Arc secant is a mathematical term that is used to describe a function that is the inverse of the cosine function. It is an important concept in trigonometry and is used in many different fields of mathematics and science. In this article, we will explore the definition and meaning of arc secant, its origin, and its associations.
Arc secant is defined as the inverse of the cosine function. It is denoted by sec^-1(x) or arcsec(x), where x is the value of the cosine function. The arc secant of x is the angle whose cosine is x. In other words, if cos(y) = x, then arcsec(x) = y.

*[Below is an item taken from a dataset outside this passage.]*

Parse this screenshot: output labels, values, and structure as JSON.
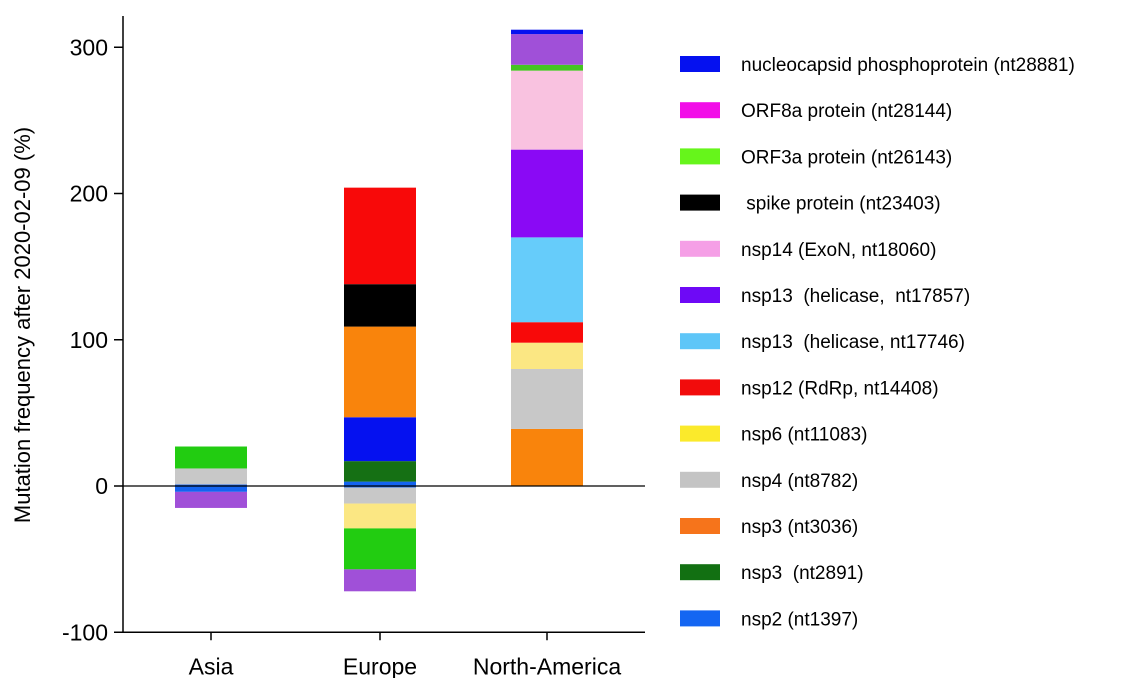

The term arc secant comes from the Latin word “secare,” which means “to cut.” The term was first used by the Greek mathematician Hipparchus in the second century BC. He used the term to describe a line that cuts a circle or a sphere in two places.
Meaning in different dictionaries
According to the Oxford English Dictionary, arc secant is defined as “the inverse of the cosine function.” The Merriam-Webster Dictionary defines it as “the angle whose secant is a given number.”
Arc secant is closely related to other trigonometric functions such as sine, cosine, tangent, and cotangent. It is also used in calculus, geometry, and physics.
The synonyms of arc secant include inverse cosine, arc cos, and arccosine.
There are no antonyms of arc secant.
The same root words
The same root words of arc secant include secant, cosine, and trigonometry.
- The arc secant of 0.5 is 60 degrees.
- To find the angle whose cosine is 0.8, we need to use the arc secant function.
- The arc secant function is used to solve many different types of problems in mathematics and science.